HAAM is an elevated, fine dining plant-based Caribbean restaurant. That’s pretty innovative! Tell us how you got started.
At the age of 17, I discovered the impact of veganism and embarked on a 13-year journey from vegetarianism to full veganism. Over the last 17 years, my mission has been to bridge the education gap in my community. From blogs to YouTube recipes, I found my calling after losing my mother to cancer in 2018. Putting delicious vegan food in front of customers became my way of raising awareness. Three years later, here we are with a unique restaurant, a fusion of Dominican and Trinidadian, representing the vibrant flavors of the Caribbean.
Food pairings are traditionally around meat and booze (e.g. red meat with red wine). Could you give a beginner some insight into how you would pair your vegan food with NA cocktails?
Certainly! At our fully vegan restaurant, we embrace the art of pairing plant-based dishes with exquisite non-alcoholic cocktails. Just as traditional pairings complement flavors, our focus is on enhancing the diverse and vibrant tastes of our vegan menu. For example, the richness of spices in our Bus Up Shut Roti plate might find balance with a zesty ginger dry cocktail, while our refreshing Strava Cream could elevate the flavors of one of our fresh salads. It's about creating harmonious combinations that highlight the nuances of each dish and drink, offering a delightful and innovative dining experience for both vegans and those exploring plant-based cuisine for the first time.
Do you have a favorite food and NA cocktail pairing?

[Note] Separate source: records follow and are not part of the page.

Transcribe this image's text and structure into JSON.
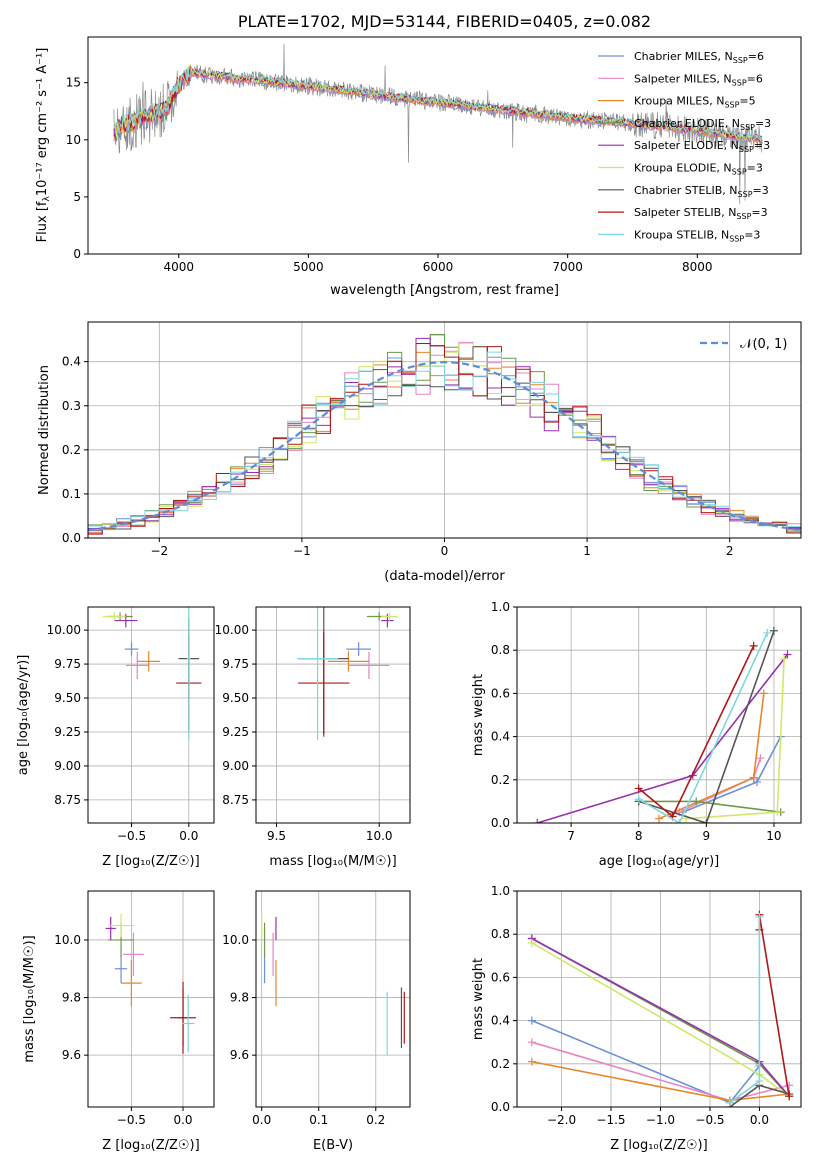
{
  "chart_data": [
    {
      "id": "spectrum",
      "type": "line",
      "title": "PLATE=1702, MJD=53144, FIBERID=0405, z=0.082",
      "xlabel": "wavelength [Angstrom, rest frame]",
      "ylabel_main": "Flux [f",
      "ylabel_sub": "λ",
      "ylabel_rest": "10⁻¹⁷ erg cm⁻² s⁻¹ A⁻¹]",
      "xlim": [
        3300,
        8800
      ],
      "ylim": [
        0,
        19
      ],
      "xticks": [
        "4000",
        "5000",
        "6000",
        "7000",
        "8000"
      ],
      "yticks": [
        "0",
        "5",
        "10",
        "15"
      ],
      "legend_position": "top-right",
      "legend": [
        {
          "name": "Chabrier MILES, N",
          "sub": "SSP",
          "suffix": "=6",
          "color": "#6b8fd9"
        },
        {
          "name": "Salpeter MILES, N",
          "sub": "SSP",
          "suffix": "=6",
          "color": "#e786c2"
        },
        {
          "name": "Kroupa MILES, N",
          "sub": "SSP",
          "suffix": "=5",
          "color": "#e8862a"
        },
        {
          "name": "Chabrier ELODIE, N",
          "sub": "SSP",
          "suffix": "=3",
          "color": "#6a9a4a"
        },
        {
          "name": "Salpeter ELODIE, N",
          "sub": "SSP",
          "suffix": "=3",
          "color": "#9a2fb0"
        },
        {
          "name": "Kroupa ELODIE, N",
          "sub": "SSP",
          "suffix": "=3",
          "color": "#cfe86a"
        },
        {
          "name": "Chabrier STELIB, N",
          "sub": "SSP",
          "suffix": "=3",
          "color": "#555555"
        },
        {
          "name": "Salpeter STELIB, N",
          "sub": "SSP",
          "suffix": "=3",
          "color": "#b01717"
        },
        {
          "name": "Kroupa STELIB, N",
          "sub": "SSP",
          "suffix": "=3",
          "color": "#7ed6e0"
        }
      ],
      "continuum": {
        "x": [
          3500,
          3700,
          3900,
          4000,
          4100,
          4300,
          4500,
          4700,
          5000,
          5300,
          5600,
          5900,
          6200,
          6500,
          6800,
          7100,
          7400,
          7700,
          8000,
          8300,
          8500
        ],
        "y": [
          10.8,
          11.8,
          12.6,
          14.8,
          15.9,
          15.6,
          15.3,
          15.1,
          14.7,
          14.3,
          13.8,
          13.4,
          13.0,
          12.6,
          12.2,
          11.8,
          11.5,
          11.2,
          10.8,
          10.3,
          10.0
        ]
      }
    },
    {
      "id": "residuals",
      "type": "bar",
      "xlabel": "(data-model)/error",
      "ylabel": "Normed distribution",
      "xlim": [
        -2.5,
        2.5
      ],
      "ylim": [
        0,
        0.49
      ],
      "xticks": [
        "−2",
        "−1",
        "0",
        "1",
        "2"
      ],
      "yticks": [
        "0.0",
        "0.1",
        "0.2",
        "0.3",
        "0.4"
      ],
      "legend_position": "top-right",
      "legend": [
        {
          "name": "𝒩(0, 1)",
          "color": "#5b8dd9",
          "style": "dashed"
        }
      ],
      "bin_width": 0.1
    },
    {
      "id": "age_vs_Z",
      "type": "scatter",
      "xlabel": "Z [log₁₀(Z/Z☉)]",
      "ylabel": "age  [log₁₀(age/yr)]",
      "xlim": [
        -0.88,
        0.22
      ],
      "ylim": [
        8.58,
        10.17
      ],
      "xticks": [
        "−0.5",
        "0.0"
      ],
      "yticks": [
        "8.75",
        "9.00",
        "9.25",
        "9.50",
        "9.75",
        "10.00"
      ],
      "points": [
        {
          "model": 0,
          "x": -0.5,
          "y": 9.86,
          "ex": 0.12,
          "ey": 0.1
        },
        {
          "model": 1,
          "x": -0.45,
          "y": 9.74,
          "ex": 0.2,
          "ey": 0.2
        },
        {
          "model": 2,
          "x": -0.35,
          "y": 9.77,
          "ex": 0.2,
          "ey": 0.15
        },
        {
          "model": 3,
          "x": -0.6,
          "y": 10.1,
          "ex": 0.22,
          "ey": 0.06
        },
        {
          "model": 4,
          "x": -0.55,
          "y": 10.07,
          "ex": 0.2,
          "ey": 0.1
        },
        {
          "model": 5,
          "x": -0.65,
          "y": 10.1,
          "ex": 0.2,
          "ey": 0.06
        },
        {
          "model": 6,
          "x": 0.0,
          "y": 9.79,
          "ex": 0.18,
          "ey": 0.6
        },
        {
          "model": 7,
          "x": 0.0,
          "y": 9.61,
          "ex": 0.22,
          "ey": 0.7
        },
        {
          "model": 8,
          "x": 0.0,
          "y": 9.79,
          "ex": 0.03,
          "ey": 1.2
        }
      ]
    },
    {
      "id": "age_vs_mass",
      "type": "scatter",
      "xlabel": "mass [log₁₀(M/M☉)]",
      "ylabel": "",
      "xlim": [
        9.4,
        10.15
      ],
      "ylim": [
        8.58,
        10.17
      ],
      "xticks": [
        "9.5",
        "10.0"
      ],
      "yticks": [
        "8.75",
        "9.00",
        "9.25",
        "9.50",
        "9.75",
        "10.00"
      ],
      "points": [
        {
          "model": 0,
          "x": 9.9,
          "y": 9.86,
          "ex": 0.12,
          "ey": 0.1
        },
        {
          "model": 1,
          "x": 9.95,
          "y": 9.74,
          "ex": 0.2,
          "ey": 0.2
        },
        {
          "model": 2,
          "x": 9.85,
          "y": 9.77,
          "ex": 0.2,
          "ey": 0.15
        },
        {
          "model": 3,
          "x": 10.0,
          "y": 10.1,
          "ex": 0.12,
          "ey": 0.06
        },
        {
          "model": 4,
          "x": 10.04,
          "y": 10.07,
          "ex": 0.06,
          "ey": 0.1
        },
        {
          "model": 5,
          "x": 10.05,
          "y": 10.1,
          "ex": 0.08,
          "ey": 0.06
        },
        {
          "model": 6,
          "x": 9.73,
          "y": 9.79,
          "ex": 0.24,
          "ey": 1.15
        },
        {
          "model": 7,
          "x": 9.73,
          "y": 9.61,
          "ex": 0.25,
          "ey": 0.75
        },
        {
          "model": 8,
          "x": 9.7,
          "y": 9.79,
          "ex": 0.2,
          "ey": 1.2
        }
      ]
    },
    {
      "id": "mass_weight_vs_age",
      "type": "line",
      "xlabel": "age  [log₁₀(age/yr)]",
      "ylabel": "mass weight",
      "xlim": [
        6.2,
        10.4
      ],
      "ylim": [
        0,
        1
      ],
      "xticks": [
        "7",
        "8",
        "9",
        "10"
      ],
      "yticks": [
        "0.0",
        "0.2",
        "0.4",
        "0.6",
        "0.8",
        "1.0"
      ],
      "series": [
        {
          "model": 0,
          "x": [
            8.65,
            9.75,
            10.1
          ],
          "y": [
            0.05,
            0.19,
            0.4
          ]
        },
        {
          "model": 1,
          "x": [
            8.6,
            9.7,
            9.8
          ],
          "y": [
            0.05,
            0.21,
            0.3
          ]
        },
        {
          "model": 2,
          "x": [
            8.3,
            9.7,
            9.85
          ],
          "y": [
            0.02,
            0.21,
            0.6
          ]
        },
        {
          "model": 3,
          "x": [
            8.0,
            8.85,
            10.1
          ],
          "y": [
            0.1,
            0.1,
            0.05
          ]
        },
        {
          "model": 4,
          "x": [
            6.5,
            8.8,
            10.2
          ],
          "y": [
            0.0,
            0.22,
            0.78
          ]
        },
        {
          "model": 5,
          "x": [
            8.7,
            10.05,
            10.15
          ],
          "y": [
            0.02,
            0.05,
            0.76
          ]
        },
        {
          "model": 6,
          "x": [
            8.0,
            9.0,
            10.0
          ],
          "y": [
            0.1,
            0.0,
            0.89
          ]
        },
        {
          "model": 7,
          "x": [
            8.0,
            8.5,
            9.7
          ],
          "y": [
            0.16,
            0.03,
            0.82
          ]
        },
        {
          "model": 8,
          "x": [
            8.0,
            8.6,
            9.9
          ],
          "y": [
            0.11,
            0.0,
            0.88
          ]
        }
      ]
    },
    {
      "id": "mass_vs_Z",
      "type": "scatter",
      "xlabel": "Z [log₁₀(Z/Z☉)]",
      "ylabel": "mass [log₁₀(M/M☉)]",
      "xlim": [
        -0.92,
        0.3
      ],
      "ylim": [
        9.42,
        10.17
      ],
      "xticks": [
        "−0.5",
        "0.0"
      ],
      "yticks": [
        "9.6",
        "9.8",
        "10.0"
      ],
      "points": [
        {
          "model": 0,
          "x": -0.6,
          "y": 9.9,
          "ex": 0.12,
          "ey": 0.1
        },
        {
          "model": 1,
          "x": -0.48,
          "y": 9.95,
          "ex": 0.2,
          "ey": 0.15
        },
        {
          "model": 2,
          "x": -0.5,
          "y": 9.85,
          "ex": 0.2,
          "ey": 0.16
        },
        {
          "model": 3,
          "x": -0.6,
          "y": 10.0,
          "ex": 0.25,
          "ey": 0.12
        },
        {
          "model": 4,
          "x": -0.7,
          "y": 10.04,
          "ex": 0.1,
          "ey": 0.08
        },
        {
          "model": 5,
          "x": -0.6,
          "y": 10.05,
          "ex": 0.25,
          "ey": 0.08
        },
        {
          "model": 6,
          "x": 0.0,
          "y": 9.73,
          "ex": 0.1,
          "ey": 0.2
        },
        {
          "model": 7,
          "x": 0.0,
          "y": 9.73,
          "ex": 0.25,
          "ey": 0.25
        },
        {
          "model": 8,
          "x": 0.05,
          "y": 9.71,
          "ex": 0.12,
          "ey": 0.2
        }
      ]
    },
    {
      "id": "mass_vs_EBV",
      "type": "scatter",
      "xlabel": "E(B-V)",
      "ylabel": "",
      "xlim": [
        -0.01,
        0.26
      ],
      "ylim": [
        9.42,
        10.17
      ],
      "xticks": [
        "0.0",
        "0.1",
        "0.2"
      ],
      "yticks": [
        "9.6",
        "9.8",
        "10.0"
      ],
      "points": [
        {
          "model": 0,
          "x": 0.005,
          "y": 9.9,
          "ey": 0.1
        },
        {
          "model": 1,
          "x": 0.02,
          "y": 9.95,
          "ey": 0.15
        },
        {
          "model": 2,
          "x": 0.025,
          "y": 9.85,
          "ey": 0.16
        },
        {
          "model": 3,
          "x": 0.005,
          "y": 10.0,
          "ey": 0.12
        },
        {
          "model": 4,
          "x": 0.025,
          "y": 10.04,
          "ey": 0.08
        },
        {
          "model": 5,
          "x": 0.0,
          "y": 10.05,
          "ey": 0.08
        },
        {
          "model": 6,
          "x": 0.245,
          "y": 9.73,
          "ey": 0.21
        },
        {
          "model": 7,
          "x": 0.25,
          "y": 9.73,
          "ey": 0.18
        },
        {
          "model": 8,
          "x": 0.22,
          "y": 9.71,
          "ey": 0.22
        }
      ]
    },
    {
      "id": "mass_weight_vs_Z",
      "type": "line",
      "xlabel": "Z [log₁₀(Z/Z☉)]",
      "ylabel": "mass weight",
      "xlim": [
        -2.45,
        0.42
      ],
      "ylim": [
        0,
        1
      ],
      "xticks": [
        "−2.0",
        "−1.5",
        "−1.0",
        "−0.5",
        "0.0"
      ],
      "yticks": [
        "0.0",
        "0.2",
        "0.4",
        "0.6",
        "0.8",
        "1.0"
      ],
      "series": [
        {
          "model": 0,
          "x": [
            -2.3,
            -0.3,
            0.0
          ],
          "y": [
            0.4,
            0.02,
            0.19
          ]
        },
        {
          "model": 1,
          "x": [
            -2.3,
            -0.3,
            0.3
          ],
          "y": [
            0.3,
            0.03,
            0.1
          ]
        },
        {
          "model": 2,
          "x": [
            -2.3,
            -0.3,
            0.3
          ],
          "y": [
            0.21,
            0.03,
            0.06
          ]
        },
        {
          "model": 3,
          "x": [
            -2.3,
            0.0,
            0.3
          ],
          "y": [
            0.78,
            0.2,
            0.05
          ]
        },
        {
          "model": 4,
          "x": [
            -2.3,
            0.0,
            0.3
          ],
          "y": [
            0.78,
            0.21,
            0.05
          ]
        },
        {
          "model": 5,
          "x": [
            -2.3,
            0.0,
            0.3
          ],
          "y": [
            0.76,
            0.15,
            0.05
          ]
        },
        {
          "model": 6,
          "x": [
            -0.3,
            0.0,
            0.3
          ],
          "y": [
            0.0,
            0.1,
            0.06
          ]
        },
        {
          "model": 7,
          "x": [
            0.0,
            0.0,
            0.3
          ],
          "y": [
            0.82,
            0.89,
            0.05
          ]
        },
        {
          "model": 8,
          "x": [
            -0.3,
            0.0,
            0.0
          ],
          "y": [
            0.02,
            0.12,
            0.88
          ]
        }
      ]
    }
  ],
  "colors": [
    "#6b8fd9",
    "#e786c2",
    "#e8862a",
    "#6a9a4a",
    "#9a2fb0",
    "#cfe86a",
    "#555555",
    "#b01717",
    "#7ed6e0"
  ]
}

My absolute favorite is to start off with our Palo Santo dry cocktail made with the Three Spirit Nightcap and indulge in our Chimichurri Chunk Steak.
We’re delighted to be your featured NA cocktails. You’ve chosen not to have a liquor license - what informed that decision?
While we hold a beer/wine license, our commitment to diversity extends beyond our food menu and into our bar program. Ensuring inclusivity has always been a priority for our restaurant. We take pride in providing an inclusive space where everyone can find options tailored to their preferences, both in our culinary offerings and at the bar. Our dedication to diversity is not just a part of our menu; it's the essence of our establishment, inviting all to indulge in a rich tapestry of flavors and choices.
What’s been the greatest challenge so far?
In our first month of operation, the challenges of launching a new business have been both rewarding and demanding. Building the right team to bring our vision to life has been a crucial yet intricate process. Balancing financial considerations to keep the business afloat adds another layer of complexity. However, the most significant challenge lies in the limited flexibility to spend time with my family. Navigating these hurdles requires resilience, but the journey is driven by the passion to create something meaningful and enduring.
Tell us three people that should be on our radar. Who inspires you?
Y: My husband Randy Ramdass, Chef Guy Vaknin and Chef Kwame Onwuachi.
Finally, what sort of people are you seeing responding to this movement? Who would you say your restaurant is for?
While my restaurant is open to everyone, I've been truly delighted to witness a significant turnout from the Caribbean community. There's an immense joy in having one's own people enthusiastically support the vision behind the restaurant. It's incredibly fulfilling to see our community embrace and thrive within the realm of vegan dining. The shared enthusiasm for plant-based cuisine is not just about food; it's about fostering a sense of community and shared values, creating a space where our Caribbean identity is celebrated within the vibrant tapestry of the growing vegan community.